Proposez votre film pour le 22e FFPE

 

Saint-Casimir, 04 février 2026 – Dès aujourd’hui, cinéastes, réalisateurs, producteurs et diffuseurs, d’ici et d’ailleurs, vous êtes invités à proposer vos films pour la 22e édition du Festival de films pour l’environnement (FFPE) qui se tiendra du 5 au 9 août 2026.

 

Documentaire, fiction, docufiction, animation ou expérimental sont acceptés. Les courts, moyens et longs métrages soumis à cette compétition internationale doivent afficher un lien avec l’environnement, l’humanisme, le développement durable, l’écologie ou les changements climatiques. Les films seront choisis pour l’originalité, la qualité du contenu, le traitement audiovisuel et la pertinence du sujet.

 

Règlements et formulaire en ligne : https://forms.gle/wNZpxrikY1mTwj9MA
Les films soumis au comité de sélection doivent être reçus au plus tard le vendredi 16 mai 2026 avant minuit. La sélection officielle sera rendue publique le mardi 9 juin 2026.
Organisé par Rendez-vous culturels de Saint-Casimir (RVCSC), le Festival de films pour l’environnement (FFPE) est le premier festival francophone de films en environnement en Amérique.
C’est un lieu humaniste d’échanges dans le respect, la dignité et la courtoisie, le tout dans un espace de liberté et de créativité sans condamner, ni juger, ni rejeter.

MOT DE LA MARRAINE

Depuis l’an passé, il y a eu…

Le naufrage de Northvolt, qui a reçu des millions du Québec et qui, surtout, nous laisse un milieu humide dévasté et un Richelieu contaminé de métaux lourds — qui couleront jusqu’au Saint-Laurent, jusque dans Portneuf, jusque chez les bélugas, jusqu’à…

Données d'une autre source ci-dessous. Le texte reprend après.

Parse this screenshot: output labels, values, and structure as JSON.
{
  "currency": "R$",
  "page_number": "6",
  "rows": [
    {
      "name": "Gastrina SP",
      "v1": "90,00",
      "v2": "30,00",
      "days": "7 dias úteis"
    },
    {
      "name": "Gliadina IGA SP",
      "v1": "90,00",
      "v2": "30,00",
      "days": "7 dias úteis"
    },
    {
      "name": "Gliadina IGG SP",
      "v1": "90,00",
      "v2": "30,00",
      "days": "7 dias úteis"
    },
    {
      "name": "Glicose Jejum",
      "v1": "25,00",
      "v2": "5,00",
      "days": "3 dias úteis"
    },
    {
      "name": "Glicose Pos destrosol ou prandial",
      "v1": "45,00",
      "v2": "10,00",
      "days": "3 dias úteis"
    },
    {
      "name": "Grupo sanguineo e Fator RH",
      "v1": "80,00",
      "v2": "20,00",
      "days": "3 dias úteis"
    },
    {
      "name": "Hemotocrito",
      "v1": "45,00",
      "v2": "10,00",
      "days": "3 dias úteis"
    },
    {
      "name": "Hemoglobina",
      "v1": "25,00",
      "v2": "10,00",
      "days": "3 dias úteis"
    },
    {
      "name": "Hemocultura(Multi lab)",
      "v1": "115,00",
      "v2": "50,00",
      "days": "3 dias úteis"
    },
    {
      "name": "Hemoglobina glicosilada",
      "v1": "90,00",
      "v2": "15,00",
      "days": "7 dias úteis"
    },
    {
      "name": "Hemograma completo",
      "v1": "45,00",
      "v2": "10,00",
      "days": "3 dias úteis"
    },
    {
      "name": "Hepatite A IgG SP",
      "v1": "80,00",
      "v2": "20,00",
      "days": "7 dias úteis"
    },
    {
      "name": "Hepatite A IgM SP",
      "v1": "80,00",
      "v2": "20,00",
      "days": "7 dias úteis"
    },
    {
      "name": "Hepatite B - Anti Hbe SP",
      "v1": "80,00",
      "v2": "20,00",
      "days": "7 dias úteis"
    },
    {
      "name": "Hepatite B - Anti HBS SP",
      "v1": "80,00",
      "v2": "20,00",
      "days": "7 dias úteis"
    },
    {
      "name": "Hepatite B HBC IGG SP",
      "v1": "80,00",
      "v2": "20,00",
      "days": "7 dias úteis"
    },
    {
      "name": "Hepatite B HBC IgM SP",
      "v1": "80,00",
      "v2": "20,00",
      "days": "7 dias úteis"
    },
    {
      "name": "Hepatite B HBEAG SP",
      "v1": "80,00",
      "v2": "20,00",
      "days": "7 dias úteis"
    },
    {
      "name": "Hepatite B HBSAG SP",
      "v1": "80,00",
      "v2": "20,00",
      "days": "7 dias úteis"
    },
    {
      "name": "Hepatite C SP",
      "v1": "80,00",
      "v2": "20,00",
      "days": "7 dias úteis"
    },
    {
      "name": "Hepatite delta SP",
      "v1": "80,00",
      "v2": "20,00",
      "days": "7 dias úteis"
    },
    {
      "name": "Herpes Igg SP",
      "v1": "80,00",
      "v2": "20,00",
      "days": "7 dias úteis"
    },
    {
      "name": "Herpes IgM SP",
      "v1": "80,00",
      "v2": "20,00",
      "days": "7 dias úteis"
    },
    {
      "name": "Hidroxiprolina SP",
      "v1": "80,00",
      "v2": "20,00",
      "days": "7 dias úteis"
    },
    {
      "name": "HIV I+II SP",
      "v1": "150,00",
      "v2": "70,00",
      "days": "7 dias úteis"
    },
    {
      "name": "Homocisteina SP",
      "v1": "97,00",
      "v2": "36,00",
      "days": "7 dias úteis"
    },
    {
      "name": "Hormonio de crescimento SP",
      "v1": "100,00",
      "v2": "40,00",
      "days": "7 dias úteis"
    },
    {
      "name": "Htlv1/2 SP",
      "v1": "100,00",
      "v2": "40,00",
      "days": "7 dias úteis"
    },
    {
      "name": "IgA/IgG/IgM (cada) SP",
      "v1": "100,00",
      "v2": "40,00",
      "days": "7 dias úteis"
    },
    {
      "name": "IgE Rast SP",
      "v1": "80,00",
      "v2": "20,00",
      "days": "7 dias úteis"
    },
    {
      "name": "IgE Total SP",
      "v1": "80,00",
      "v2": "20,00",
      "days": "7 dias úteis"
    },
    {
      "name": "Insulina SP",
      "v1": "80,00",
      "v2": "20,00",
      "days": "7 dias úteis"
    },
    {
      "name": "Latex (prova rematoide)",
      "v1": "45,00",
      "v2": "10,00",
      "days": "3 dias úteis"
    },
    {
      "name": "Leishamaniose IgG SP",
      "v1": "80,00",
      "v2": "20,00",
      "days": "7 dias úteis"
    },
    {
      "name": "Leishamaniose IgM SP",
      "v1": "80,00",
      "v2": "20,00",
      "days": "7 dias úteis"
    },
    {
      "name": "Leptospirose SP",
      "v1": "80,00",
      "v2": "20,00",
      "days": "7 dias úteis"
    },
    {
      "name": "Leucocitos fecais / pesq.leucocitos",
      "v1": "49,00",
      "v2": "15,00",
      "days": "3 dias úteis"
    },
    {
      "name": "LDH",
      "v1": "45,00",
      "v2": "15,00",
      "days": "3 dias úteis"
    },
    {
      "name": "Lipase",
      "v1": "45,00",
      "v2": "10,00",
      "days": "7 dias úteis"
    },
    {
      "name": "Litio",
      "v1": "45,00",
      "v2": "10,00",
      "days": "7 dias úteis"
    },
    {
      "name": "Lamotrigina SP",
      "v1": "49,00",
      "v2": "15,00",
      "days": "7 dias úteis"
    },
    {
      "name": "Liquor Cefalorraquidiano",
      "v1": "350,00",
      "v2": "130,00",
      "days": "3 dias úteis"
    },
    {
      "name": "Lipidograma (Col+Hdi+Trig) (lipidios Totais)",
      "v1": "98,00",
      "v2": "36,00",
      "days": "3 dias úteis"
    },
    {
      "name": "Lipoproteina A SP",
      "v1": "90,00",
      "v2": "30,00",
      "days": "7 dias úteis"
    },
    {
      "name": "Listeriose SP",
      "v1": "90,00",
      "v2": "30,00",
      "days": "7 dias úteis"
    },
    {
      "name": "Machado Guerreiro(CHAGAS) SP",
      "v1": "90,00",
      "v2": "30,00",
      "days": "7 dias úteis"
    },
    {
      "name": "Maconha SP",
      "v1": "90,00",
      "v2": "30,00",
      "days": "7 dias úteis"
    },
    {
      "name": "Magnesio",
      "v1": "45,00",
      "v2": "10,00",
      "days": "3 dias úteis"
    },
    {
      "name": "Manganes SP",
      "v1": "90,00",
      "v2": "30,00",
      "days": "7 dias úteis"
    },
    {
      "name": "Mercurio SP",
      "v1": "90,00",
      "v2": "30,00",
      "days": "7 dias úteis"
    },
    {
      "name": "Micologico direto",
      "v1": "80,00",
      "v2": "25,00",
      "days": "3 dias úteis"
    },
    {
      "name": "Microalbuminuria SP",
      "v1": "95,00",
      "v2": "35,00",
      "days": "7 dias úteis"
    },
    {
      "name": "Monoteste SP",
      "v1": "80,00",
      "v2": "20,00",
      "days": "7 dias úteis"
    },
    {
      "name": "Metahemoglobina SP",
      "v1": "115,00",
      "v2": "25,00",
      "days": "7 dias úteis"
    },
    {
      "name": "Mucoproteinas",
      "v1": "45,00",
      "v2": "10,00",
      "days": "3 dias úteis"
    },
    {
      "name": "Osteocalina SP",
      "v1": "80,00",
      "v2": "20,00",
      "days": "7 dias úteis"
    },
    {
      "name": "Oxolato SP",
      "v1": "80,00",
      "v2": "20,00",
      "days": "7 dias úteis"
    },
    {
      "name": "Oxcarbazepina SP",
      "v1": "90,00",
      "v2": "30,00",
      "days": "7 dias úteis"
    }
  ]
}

Et pendant qu’on se parle, il y a…

Des gens de Blainville qui se battent depuis des mois — des années, même! — pour empêcher Stablex de continuer à enfouir (à ciel ouvert!) des déchets hautement toxiques venus des États-Unis — chrome 6, arsenic, métaux lourds — sans reddition de comptes, sans étude indépendante. Des contaminants dangereux, pour lesquels nous héritons collectivement de la responsabilité. À perpétuité. Dans nos sols, nos nappes phréatiques, nos bassins versants.

La forêt, l’énergie, les ressources naturelles sont une monnaie d’échange pour ceux qui utilisent l’appareil gouvernemental comme s’ils étaient des princes, distribuant des cadeaux aux autres puissants. Et nos ministres de l’Environnement — peu importe le parti, peu importe le palier — finissent toujours par jouer les facilitateurs, les spécialistes du marketing vert.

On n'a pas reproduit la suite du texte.